Yaklaşık bir saattir yürüyorduk. Asıl kritik nokta yarım saat sonra belli olacaktı.

Durup bi' timime baktım. Yorulmuş gözüküyorlardı. Günlerdir uykusuzlardı, biraz mola versek iyi olacaktı. İlerleyen vakitlerde dinlenmeye vaktimiz olmayabilirdi çünkü.

"Tim, on dakika mola veriyoruz. Kumanyalarınızı diğer arkadaşlarınızla da paylaşın. Şu pisliğe de bir tane verin, yolda ölüpte başımıza kalmasın."durduk.

"Emredersiniz komutanım."yemeklerini paylaştılar.

Ahmet Yüzbaşı, Kürşad, Almila ve ben birlikte bir köşede oturmuş kumanyalarımızı yiyorduk.

"Varya, şu kumanyanın tadı hiç bir yerde yok yemin ederim yaa."güldüm.

"Kardeşim Nesrin teyze duymasın bak, terlik oklava ne varsa alır eline kovalar seni."

"Aman aman duymasın. Kovalar valla."şimdilik neşemiz yerindeydi. Ama şimdilik.

Biz konuşurken yanımıza Poyraz geldi. Sanki içine doğmuş gibi.

"Komutanım, müsadeniz olursa bi' maruzatım vardı."

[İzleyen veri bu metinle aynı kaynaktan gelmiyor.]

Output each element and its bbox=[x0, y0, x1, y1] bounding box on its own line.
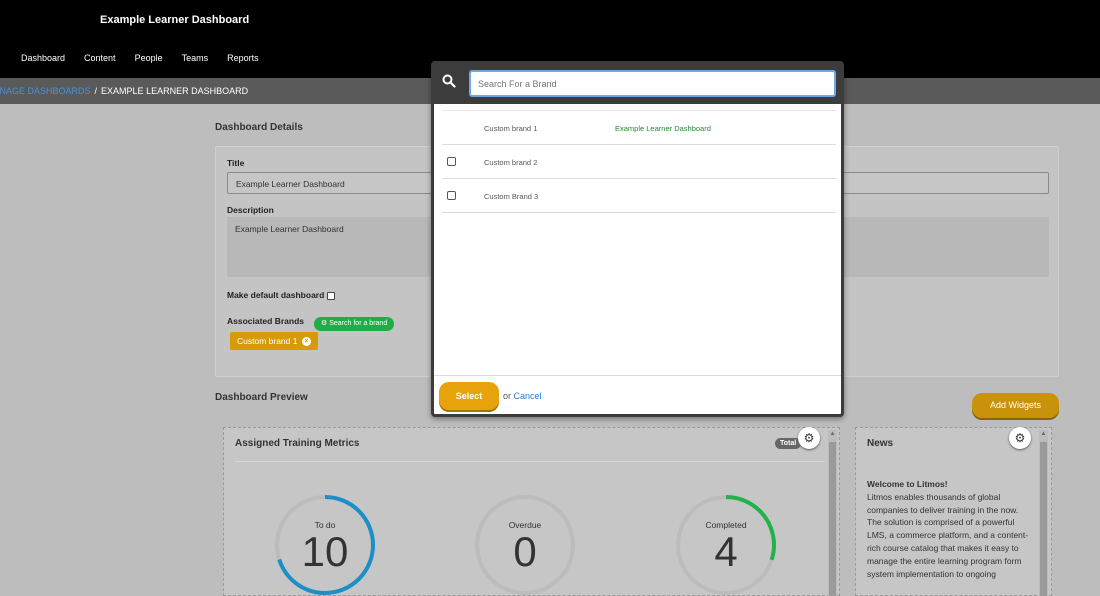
description-label: Description bbox=[227, 205, 274, 215]
search-brand-label: Search for a brand bbox=[329, 320, 388, 327]
gauge-overdue-value: 0 bbox=[513, 528, 537, 575]
cancel-link[interactable]: Cancel bbox=[514, 391, 542, 401]
nav-people[interactable]: People bbox=[135, 53, 163, 63]
brand-tag-label: Custom brand 1 bbox=[237, 336, 298, 346]
search-icon bbox=[442, 74, 456, 88]
news-body: Welcome to Litmos! Litmos enables thousa… bbox=[867, 478, 1029, 580]
gauge-todo-value: 10 bbox=[301, 528, 349, 575]
brand-row-checkbox[interactable] bbox=[447, 191, 456, 200]
associated-brands-label: Associated Brands bbox=[227, 316, 304, 326]
breadcrumb-current: EXAMPLE LEARNER DASHBOARD bbox=[101, 86, 249, 96]
brand-row[interactable]: Custom brand 2 bbox=[442, 145, 836, 179]
metrics-scrollbar[interactable]: ▲ bbox=[828, 430, 837, 596]
brand-row-name: Custom Brand 3 bbox=[484, 192, 539, 201]
gauge-completed-value: 4 bbox=[714, 528, 738, 575]
or-cancel: or Cancel bbox=[503, 391, 542, 401]
preview-section-title: Dashboard Preview bbox=[215, 392, 308, 403]
app-title: Example Learner Dashboard bbox=[100, 14, 250, 26]
brand-search-input[interactable] bbox=[469, 70, 836, 97]
modal-header bbox=[434, 64, 841, 104]
metrics-widget: Assigned Training Metrics Total To do 10… bbox=[223, 427, 840, 596]
news-settings-gear-icon[interactable]: ⚙ bbox=[1009, 427, 1031, 449]
remove-circle-icon[interactable]: × bbox=[301, 337, 311, 347]
add-widgets-button[interactable]: Add Widgets bbox=[972, 393, 1059, 418]
news-headline: Welcome to Litmos! bbox=[867, 479, 948, 489]
brand-row-checkbox[interactable] bbox=[447, 157, 456, 166]
nav-dashboard[interactable]: Dashboard bbox=[21, 53, 65, 63]
brand-row-dashboard: Example Learner Dashboard bbox=[615, 124, 711, 133]
gear-icon: ⚙ bbox=[321, 320, 328, 327]
breadcrumb: MANAGE DASHBOARDS/EXAMPLE LEARNER DASHBO… bbox=[0, 86, 248, 96]
metrics-widget-title: Assigned Training Metrics bbox=[235, 438, 360, 449]
default-dashboard-row: Make default dashboard bbox=[227, 290, 336, 300]
news-scrollbar[interactable]: ▲ bbox=[1039, 430, 1048, 596]
modal-footer-divider bbox=[434, 375, 841, 376]
scroll-up-icon[interactable]: ▲ bbox=[828, 430, 837, 439]
scrollbar-thumb[interactable] bbox=[1040, 442, 1047, 596]
main-nav: Dashboard Content People Teams Reports bbox=[21, 53, 278, 63]
breadcrumb-separator: / bbox=[94, 86, 98, 96]
brand-tag: Custom brand 1 × bbox=[230, 332, 318, 350]
nav-teams[interactable]: Teams bbox=[182, 53, 209, 63]
brand-row-name: Custom brand 1 bbox=[484, 124, 538, 133]
brand-row-name: Custom brand 2 bbox=[484, 158, 538, 167]
brand-row[interactable]: Custom brand 1 Example Learner Dashboard bbox=[442, 111, 836, 145]
metrics-settings-gear-icon[interactable]: ⚙ bbox=[798, 427, 820, 449]
news-text: Litmos enables thousands of global compa… bbox=[867, 491, 1029, 579]
nav-content[interactable]: Content bbox=[84, 53, 116, 63]
news-widget: News Welcome to Litmos! Litmos enables t… bbox=[855, 427, 1052, 596]
scrollbar-thumb[interactable] bbox=[829, 442, 836, 596]
title-label: Title bbox=[227, 158, 245, 168]
details-section-title: Dashboard Details bbox=[215, 122, 303, 133]
select-button[interactable]: Select bbox=[439, 382, 499, 410]
search-brand-button[interactable]: ⚙ Search for a brand bbox=[314, 317, 395, 331]
default-dashboard-label: Make default dashboard bbox=[227, 290, 325, 300]
brand-search-modal: Custom brand 1 Example Learner Dashboard… bbox=[431, 61, 844, 417]
brand-row[interactable]: Custom Brand 3 bbox=[442, 179, 836, 213]
default-dashboard-checkbox[interactable] bbox=[327, 291, 336, 300]
widget-divider bbox=[235, 461, 825, 462]
scroll-up-icon[interactable]: ▲ bbox=[1039, 430, 1048, 439]
nav-reports[interactable]: Reports bbox=[227, 53, 259, 63]
news-widget-title: News bbox=[867, 438, 894, 449]
breadcrumb-parent-link[interactable]: MANAGE DASHBOARDS bbox=[0, 86, 91, 96]
or-text: or bbox=[503, 391, 512, 401]
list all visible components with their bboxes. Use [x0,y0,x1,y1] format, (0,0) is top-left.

"Söyle aslanım."hepimiz ona baktık.

"Komutanım, annem. Operasyon sırasında aramıştı ama açamamıştım. En son konuştuğumuzda da sesi kötü geliyordu. Müsadeniz olursa uydu telefonundan arayabilir miyim ?"

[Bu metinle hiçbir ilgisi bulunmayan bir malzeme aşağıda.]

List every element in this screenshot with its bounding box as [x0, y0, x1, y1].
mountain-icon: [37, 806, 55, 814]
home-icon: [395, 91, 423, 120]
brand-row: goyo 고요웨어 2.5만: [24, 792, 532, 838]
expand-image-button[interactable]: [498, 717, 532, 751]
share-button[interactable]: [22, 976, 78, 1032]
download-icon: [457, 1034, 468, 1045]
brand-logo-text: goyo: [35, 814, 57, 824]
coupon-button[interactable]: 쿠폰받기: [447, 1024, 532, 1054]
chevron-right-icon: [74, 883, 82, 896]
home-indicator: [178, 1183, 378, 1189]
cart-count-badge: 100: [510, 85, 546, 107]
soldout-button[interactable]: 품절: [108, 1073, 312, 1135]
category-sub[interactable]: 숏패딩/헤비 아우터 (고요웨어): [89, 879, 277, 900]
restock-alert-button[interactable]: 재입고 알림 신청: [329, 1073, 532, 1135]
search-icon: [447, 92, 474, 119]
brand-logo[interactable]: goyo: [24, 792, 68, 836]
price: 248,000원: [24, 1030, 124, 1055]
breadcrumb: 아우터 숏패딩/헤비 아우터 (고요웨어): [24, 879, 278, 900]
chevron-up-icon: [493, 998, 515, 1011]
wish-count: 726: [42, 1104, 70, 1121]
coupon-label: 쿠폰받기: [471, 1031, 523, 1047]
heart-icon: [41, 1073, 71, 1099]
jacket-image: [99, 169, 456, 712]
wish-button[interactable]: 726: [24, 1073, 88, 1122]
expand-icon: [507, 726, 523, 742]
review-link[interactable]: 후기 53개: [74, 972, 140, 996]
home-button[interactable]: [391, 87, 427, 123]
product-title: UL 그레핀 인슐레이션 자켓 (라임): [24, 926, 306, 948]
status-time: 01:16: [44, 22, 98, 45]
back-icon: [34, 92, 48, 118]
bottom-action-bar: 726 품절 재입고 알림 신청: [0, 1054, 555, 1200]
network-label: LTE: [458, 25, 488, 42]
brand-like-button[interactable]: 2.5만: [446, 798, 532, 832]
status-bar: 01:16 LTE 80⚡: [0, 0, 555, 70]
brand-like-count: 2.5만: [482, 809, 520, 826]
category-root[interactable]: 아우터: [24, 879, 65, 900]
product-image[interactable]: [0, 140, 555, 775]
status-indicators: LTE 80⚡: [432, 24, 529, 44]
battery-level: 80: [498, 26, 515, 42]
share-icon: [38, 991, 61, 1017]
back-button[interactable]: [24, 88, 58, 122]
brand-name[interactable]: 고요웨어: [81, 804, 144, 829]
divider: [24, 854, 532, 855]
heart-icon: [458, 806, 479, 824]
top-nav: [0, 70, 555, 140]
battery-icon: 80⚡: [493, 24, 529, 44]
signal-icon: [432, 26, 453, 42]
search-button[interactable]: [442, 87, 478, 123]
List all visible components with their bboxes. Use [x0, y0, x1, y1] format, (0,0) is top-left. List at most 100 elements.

"Tabi aslanım, anneler kutsaldır. Şimdi yüreği ağzında bekliyordur annemiz. Erdem ver uydu telefonunu da, arasın annesini. Selamlarımızı söyle, ellerinden öperiz."

"Sağolun komutanım, söylerim."telefonu alıp aramaya gitti.

"Hadi, sizde toparlanın. Poyraz konuşunca gidiyoruz."

Az sonra Poyraz geri döndü. Bizde yola devam ettik.

İşte şimdi o tehlikeli bölgeye, yakın temasın olacağı yere, gelmek üzereydik.

Bir anda üzerimize mermiler yağmaya başladı.

"Temas vaaar, tekrar ediyorum temas var. Mevzi aal !"bağırarak kendimi bir yere attım.

Biz her karşılık vermeye kalktığımızda dibimize isabet eden mermilerle kafamızı geri yerine sokuyorduk.

"Atış üstünlüğü onlarda. Kırmamız lazım. Boran görebiliyor musun kaç kişiler ?"

"Hayır komutanım, kafamı bile kaldıramıyorum."olduğu yerden bağırdı.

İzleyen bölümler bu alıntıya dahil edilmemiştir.